Voyles also said residents interested in adopting may be surprised at the quality of animals that have already been coming through the doors.
“You wouldn’t believe how many purebreds we get in here,” she said. “We’ve already had purebred Jack Russells, German Shepherds and Austrian Shepherds. Some of these the owners just don’t want them anymore, so they bring them here.”
All animals that are adopted out also receive a microchip, a rabies vaccine, and the shelter is working with local veterinarians to have all adopted pets either spayed or neutered.
“We have a really strict adoption policy,” said Sheriff Craig. “Every animal that leaves is spayed and neutered, and I think over time that we are really going to see a difference around the community.”
Craig noted, however, that the shelter’s manager will be holding educational classes around the county to help encourage pet owners to have their pets spayed and neutered on their own.
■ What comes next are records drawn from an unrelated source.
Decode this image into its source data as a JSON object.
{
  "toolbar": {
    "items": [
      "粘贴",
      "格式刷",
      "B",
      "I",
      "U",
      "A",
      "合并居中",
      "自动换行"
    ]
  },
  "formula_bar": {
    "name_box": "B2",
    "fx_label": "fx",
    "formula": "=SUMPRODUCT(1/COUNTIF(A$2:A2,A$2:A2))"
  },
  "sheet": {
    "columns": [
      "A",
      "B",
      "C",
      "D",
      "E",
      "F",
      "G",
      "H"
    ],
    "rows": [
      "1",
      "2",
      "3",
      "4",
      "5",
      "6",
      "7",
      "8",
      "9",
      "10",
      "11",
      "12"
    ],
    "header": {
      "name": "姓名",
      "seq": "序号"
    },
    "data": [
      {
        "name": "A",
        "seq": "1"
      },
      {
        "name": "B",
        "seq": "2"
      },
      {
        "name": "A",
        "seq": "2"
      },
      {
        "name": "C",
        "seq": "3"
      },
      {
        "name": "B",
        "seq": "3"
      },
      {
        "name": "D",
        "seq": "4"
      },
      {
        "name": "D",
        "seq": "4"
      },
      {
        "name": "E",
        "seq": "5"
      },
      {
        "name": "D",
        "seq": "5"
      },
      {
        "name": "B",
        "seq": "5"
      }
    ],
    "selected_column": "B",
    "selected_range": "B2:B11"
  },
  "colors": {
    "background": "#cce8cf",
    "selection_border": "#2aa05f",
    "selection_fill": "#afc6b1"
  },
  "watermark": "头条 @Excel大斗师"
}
To adopt an animal, the shelter charges a $25 adoption fee, and they will charge anywhere from $50 to $95 for spay and neuter fees, depending on species and weight.
There will also be a reclaiming fee if you need to pick up your own animal from the shelter.
While the shelter does not have a no-kill policy, Voyles is working closely with Pickens Animal Rescue and other rescue agencies to keep the kill rate low.
“At this point we have only had to put down about 10 percent of the animals,” Voyles said. “I have not put down a healthy animal since the first of the year, only sick or injured animals or feral cats. Pickens Animal Rescue has been great, and they are taking as many of these animals as they can, and they have a no-kill policy. But we also work with other out-of-state rescues.”
Pickens Animal Rescue Director Valerie Bates says her organization is happy to work with the shelter and that they are excited there are now other options available for Pickens residents.
“I’ve been with PAR for 11 years, and we have been fighting for animal control the entire time,” Bates said. “The county just had to find funding. Before there were no options in this county other than rescue, and PAR doesn’t drive around and pick up animals like the county does.
“We have room for 100 animals [at PAR] and we’ll take the adoptable animals that we can,” she added. “Having this is wonderful, but next we need to work on getting people to spay and neuter their pets. That’s the next step.”
You can visit pickenssheriffga.com and click on the “Animal Control” link on the right for a photo gallery of animals that have been picked up at the shelter. There you can also find the current Pickens County Animal Control Ordinances.
You can contact Pickens Animal Shelter at 706-253-8983. After opening on March 1, hours will be Monday through Friday, noon to 5 p.m. and Saturday from 11 a.m. to 3 p.m.
If you have an animal that needs to be picked up, you can call the animal control line at 706-253-8988, or in the event of an emergency call 911.